More than a third of the world's population is estimated to be infected with Mycobacterium tuberculosis. Most people's immune system can keep the bacteria in check, but there is a lifetime chance of 1 in 10 that the dormant infection will progress to TB; the disease still kills 4000 people every day. Tuberculosis treatment is a combination of antibiotics taken for half a year or more—a major drawback, because patients often quit therapy prematurely, increasing the risk of drug-resistant strains emerging. Scientists have assumed that mycobacteria are so hard to kill because dormant cells exist even in patients with active disease and these cells are far less susceptible to antibiotics than metabolically active bacteria.

But Fortune and her colleagues found a second, more surprising mechanism. They cultured M. smegmatis, which is closely related to M. tuberculosis but faster growing, in a tiny chamber with a constant flow of nutrients, allowing them to watch single live cells growing and replicating.
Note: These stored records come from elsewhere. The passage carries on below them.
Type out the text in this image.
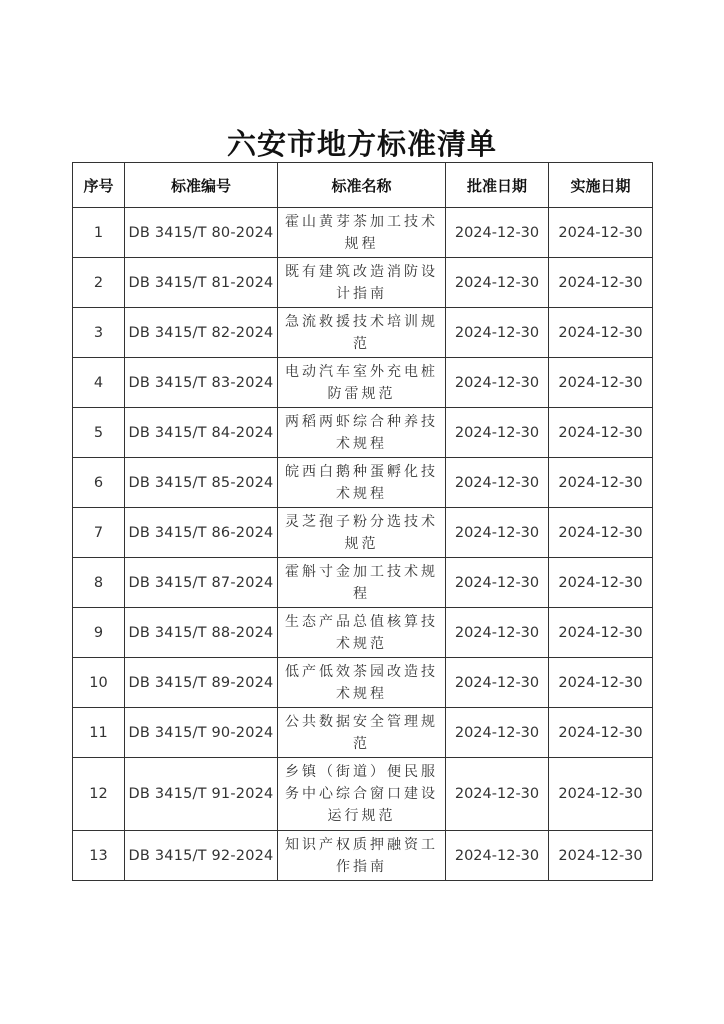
六安市地方标准清单
序号	标准编号	标准名称	批准日期	实施日期
1	DB 3415/T 80-2024	霍山黄芽茶加工技术规程	2024-12-30	2024-12-30
2	DB 3415/T 81-2024	既有建筑改造消防设计指南	2024-12-30	2024-12-30
3	DB 3415/T 82-2024	急流救援技术培训规范	2024-12-30	2024-12-30
4	DB 3415/T 83-2024	电动汽车室外充电桩防雷规范	2024-12-30	2024-12-30
5	DB 3415/T 84-2024	两稻两虾综合种养技术规程	2024-12-30	2024-12-30
6	DB 3415/T 85-2024	皖西白鹅种蛋孵化技术规程	2024-12-30	2024-12-30
7	DB 3415/T 86-2024	灵芝孢子粉分选技术规范	2024-12-30	2024-12-30
8	DB 3415/T 87-2024	霍斛寸金加工技术规程	2024-12-30	2024-12-30
9	DB 3415/T 88-2024	生态产品总值核算技术规范	2024-12-30	2024-12-30
10	DB 3415/T 89-2024	低产低效茶园改造技术规程	2024-12-30	2024-12-30
11	DB 3415/T 90-2024	公共数据安全管理规范	2024-12-30	2024-12-30
12	DB 3415/T 91-2024	乡镇（街道）便民服务中心综合窗口建设运行规范	2024-12-30	2024-12-30
13	DB 3415/T 92-2024	知识产权质押融资工作指南	2024-12-30	2024-12-30
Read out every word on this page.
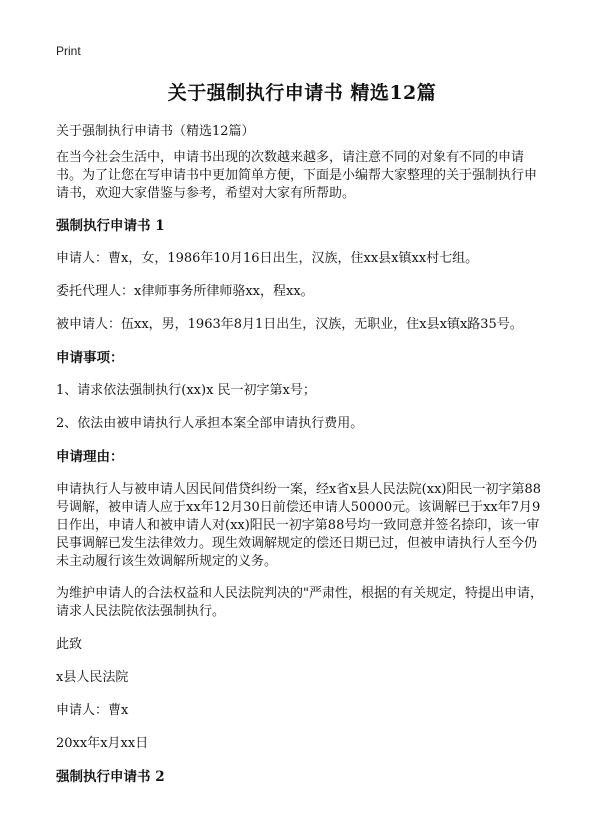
Print
关于强制执行申请书 精选12篇

关于强制执行申请书（精选12篇）

在当今社会生活中，申请书出现的次数越来越多，请注意不同的对象有不同的申请书。为了让您在写申请书中更加简单方便，下面是小编帮大家整理的关于强制执行申请书，欢迎大家借鉴与参考，希望对大家有所帮助。

强制执行申请书 1

申请人：曹x，女，1986年10月16日出生，汉族，住xx县x镇xx村七组。

委托代理人：x律师事务所律师骆xx，程xx。

被申请人：伍xx，男，1963年8月1日出生，汉族，无职业，住x县x镇x路35号。

申请事项：

1、请求依法强制执行(xx)x 民一初字第x号；

2、依法由被申请执行人承担本案全部申请执行费用。

申请理由：

申请执行人与被申请人因民间借贷纠纷一案，经x省x县人民法院(xx)阳民一初字第88号调解，被申请人应于xx年12月30日前偿还申请人50000元。该调解已于xx年7月9日作出，申请人和被申请人对(xx)阳民一初字第88号均一致同意并签名捺印，该一审民事调解已发生法律效力。现生效调解规定的偿还日期已过，但被申请执行人至今仍未主动履行该生效调解所规定的义务。

为维护申请人的合法权益和人民法院判决的"严肃性，根据的有关规定，特提出申请，请求人民法院依法强制执行。

此致

x县人民法院

申请人：曹x

20xx年x月xx日

强制执行申请书 2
Unlike other rod-shaped bacteria, such as E. coli, mycobacterial cells divided asymmetrically, creating a tapestry of cell types with widely different sizes and growth rates, the team reports online today in Science.

By labeling the cell wall of the mycobacteria with a fluorescent dye and observing the new, unstained cell wall growing at the poles, the researchers found that daughter cells mainly grow at their "old" pole. As the new end, created by the cell division, grows older, it matures and the cell elongates faster. And as the cells go through numerous divisions, cells with poles of many different "ages" emerge, leading to the wide variety in growth rates.

Importantly, the cells also differed in their susceptibility to antibiotics: While "older," fast-growing cells were more susceptible to the drugs isoniazid and cycloserine; younger, slower-growing cells were more susceptible to rifampicin. "When I started working on mycobacteria, the assumption was that all the bacteria are indistinguishable. This is the first mechanistic insight into why the cells are phenotypically different," says Fortune. The asymmetry is a way for mycobacteria to keep their population diverse, she says, just like viruses create diversity by mutating frenetically.

"This is an important study, because it shows that our way of thinking that populations are the sum of equal organisms is incorrect," says immunologist Stefan Kaufmann of the Max Planck Institute for Infection Biology in Berlin. "As we look at individual microbes, we find diversity." Kaufmann cautions, however, that most of the experiments were done with M. smegmatis and need to be verified with M. tuberculosis. "But this could explain, at least in part, why tuberculosis is so hard to treat," he says. "And it could pave the way for a rational search for new combination therapies composed of drugs that attack the different types of bacteria."